In this regard his dissertation research paralleled his work as founding editor of Viewpoint Magazine, which combined journalism on contemporary social movements, intellectual histories of past movements, and translations of historically significant texts of revolutionary theory. Alongside this research Haider pursued a project on the theoretical interventions of anti-racist movements in the United States, resulting in the book Mistaken Identity: Race and Class in the Age of Trump, which was published by Verso in May 2018. In this book Haider juxtaposed a genealogy of the term “identity politics” with an account of the theory and practice of the mass organizations of the Black Freedom Movement. The book was widely reviewed and debated, including in The Guardian, The New Statesman, and elsewhere, and has been translated into Spanish, Portuguese, and Korean.

Haider has published articles in scholarly journals including History of the Present, Radical Philosophy, and Comparative Literature and Culture, with others forthcoming in décalages, Foucault Studies, South Atlantic Quarterly, and Polity. He also frequently publishes in popular publications like The Baffler, n+1, The Point, Slate, and Salon. He has been invited to speak in both academic and public contexts at universities and institutions around the world, including Germany, Brazil, China, and Russia, as well as numerous places in the United State and Canada.

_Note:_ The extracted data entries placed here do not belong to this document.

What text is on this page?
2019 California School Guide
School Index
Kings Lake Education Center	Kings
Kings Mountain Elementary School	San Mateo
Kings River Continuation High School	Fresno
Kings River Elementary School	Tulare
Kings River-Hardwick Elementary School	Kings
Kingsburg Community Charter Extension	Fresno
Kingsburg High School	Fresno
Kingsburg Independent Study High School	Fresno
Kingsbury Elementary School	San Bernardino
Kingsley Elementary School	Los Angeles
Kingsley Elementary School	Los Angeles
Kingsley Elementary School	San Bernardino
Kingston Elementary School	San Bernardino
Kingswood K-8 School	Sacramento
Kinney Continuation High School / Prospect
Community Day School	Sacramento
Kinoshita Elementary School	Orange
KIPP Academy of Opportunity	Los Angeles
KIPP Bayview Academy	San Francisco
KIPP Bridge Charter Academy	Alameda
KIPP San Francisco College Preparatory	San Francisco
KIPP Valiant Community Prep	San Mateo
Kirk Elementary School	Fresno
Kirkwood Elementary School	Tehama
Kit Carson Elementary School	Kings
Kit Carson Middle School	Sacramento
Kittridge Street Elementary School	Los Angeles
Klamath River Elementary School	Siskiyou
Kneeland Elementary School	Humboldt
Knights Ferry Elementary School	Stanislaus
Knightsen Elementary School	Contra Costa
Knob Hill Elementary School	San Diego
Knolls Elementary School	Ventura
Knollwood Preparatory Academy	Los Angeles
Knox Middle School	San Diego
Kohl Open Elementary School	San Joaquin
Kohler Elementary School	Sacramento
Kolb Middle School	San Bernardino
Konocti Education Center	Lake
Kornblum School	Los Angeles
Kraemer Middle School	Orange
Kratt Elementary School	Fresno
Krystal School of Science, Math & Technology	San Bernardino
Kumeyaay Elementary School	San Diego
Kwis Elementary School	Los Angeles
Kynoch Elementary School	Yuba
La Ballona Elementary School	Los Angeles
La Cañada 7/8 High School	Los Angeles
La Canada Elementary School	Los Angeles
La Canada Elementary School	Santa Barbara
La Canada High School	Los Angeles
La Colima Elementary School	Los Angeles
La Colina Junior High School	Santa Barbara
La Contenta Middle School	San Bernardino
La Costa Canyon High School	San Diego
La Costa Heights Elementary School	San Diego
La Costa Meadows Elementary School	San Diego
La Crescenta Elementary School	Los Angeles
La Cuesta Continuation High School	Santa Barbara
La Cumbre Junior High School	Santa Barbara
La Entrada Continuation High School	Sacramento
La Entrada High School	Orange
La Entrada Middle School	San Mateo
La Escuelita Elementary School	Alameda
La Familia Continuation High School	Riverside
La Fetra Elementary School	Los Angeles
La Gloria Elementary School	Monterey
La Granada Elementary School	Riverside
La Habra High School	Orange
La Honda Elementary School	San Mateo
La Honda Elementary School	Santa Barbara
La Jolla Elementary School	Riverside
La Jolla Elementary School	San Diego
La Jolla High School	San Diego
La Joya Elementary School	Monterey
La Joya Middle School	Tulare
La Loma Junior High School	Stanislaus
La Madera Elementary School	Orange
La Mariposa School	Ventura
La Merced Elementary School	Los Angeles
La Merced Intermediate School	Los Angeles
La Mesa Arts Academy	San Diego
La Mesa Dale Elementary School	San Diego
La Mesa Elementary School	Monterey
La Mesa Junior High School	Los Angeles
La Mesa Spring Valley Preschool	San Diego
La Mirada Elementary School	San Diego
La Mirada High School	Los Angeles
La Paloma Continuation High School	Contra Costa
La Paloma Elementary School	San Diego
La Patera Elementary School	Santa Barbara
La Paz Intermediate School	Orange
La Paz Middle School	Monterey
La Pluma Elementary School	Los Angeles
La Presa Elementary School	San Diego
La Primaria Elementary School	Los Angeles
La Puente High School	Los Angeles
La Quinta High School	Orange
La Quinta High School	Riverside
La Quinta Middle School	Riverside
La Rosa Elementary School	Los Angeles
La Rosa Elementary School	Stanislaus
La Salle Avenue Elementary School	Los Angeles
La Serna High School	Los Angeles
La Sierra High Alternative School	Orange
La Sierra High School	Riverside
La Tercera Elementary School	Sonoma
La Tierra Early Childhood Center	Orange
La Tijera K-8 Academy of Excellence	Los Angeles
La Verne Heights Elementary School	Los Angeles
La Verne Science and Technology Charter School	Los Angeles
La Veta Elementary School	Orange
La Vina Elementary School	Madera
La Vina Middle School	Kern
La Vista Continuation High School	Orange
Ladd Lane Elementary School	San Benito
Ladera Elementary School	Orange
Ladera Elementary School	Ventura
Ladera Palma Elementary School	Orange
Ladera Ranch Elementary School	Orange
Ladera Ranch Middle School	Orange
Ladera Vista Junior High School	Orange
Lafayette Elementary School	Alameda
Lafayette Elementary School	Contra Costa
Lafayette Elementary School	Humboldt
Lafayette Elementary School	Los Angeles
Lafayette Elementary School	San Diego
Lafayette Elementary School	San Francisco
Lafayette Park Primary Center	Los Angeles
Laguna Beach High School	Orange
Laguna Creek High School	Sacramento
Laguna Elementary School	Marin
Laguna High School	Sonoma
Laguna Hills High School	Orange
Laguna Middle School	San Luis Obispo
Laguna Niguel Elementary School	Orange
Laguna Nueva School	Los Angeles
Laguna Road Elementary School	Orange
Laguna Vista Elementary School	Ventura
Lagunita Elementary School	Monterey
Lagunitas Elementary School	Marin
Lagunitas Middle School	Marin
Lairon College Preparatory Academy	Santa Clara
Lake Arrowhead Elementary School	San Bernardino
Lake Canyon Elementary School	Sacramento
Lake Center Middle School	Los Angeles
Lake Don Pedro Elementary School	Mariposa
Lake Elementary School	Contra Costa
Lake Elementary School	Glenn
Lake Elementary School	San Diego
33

Building on his past research and the discussions emerging from his previous publications, Haider is in the course of a research project which aim to bridge between producing a concept of emancipation and studying the specificity of particular episodes of emancipatory politics. This entails understanding politics as the invention of new categories of thought and action, rather than an invariant and continuous feature of society. Fundamental to this project is problematizing and theorizing the relationship between the analysis of the social structure and the political categories that seek to transform it. This relationship has often been understood in “expressive” terms: in Marxism, the sociological category of class also plays the role of the revolutionary subject, while for other kinds of political ideologies identity or experience serves as the foundation of politics. A central conceptual question of Haider's project is whether it is possible to understand the relationship between the social structure and political action without making politics the expression of a social foundation. This theoretical investigation will be conducted through a study of the political sequences of the French, Haitian, Russian, and Chinese revolutions, and the national liberation struggles which followed.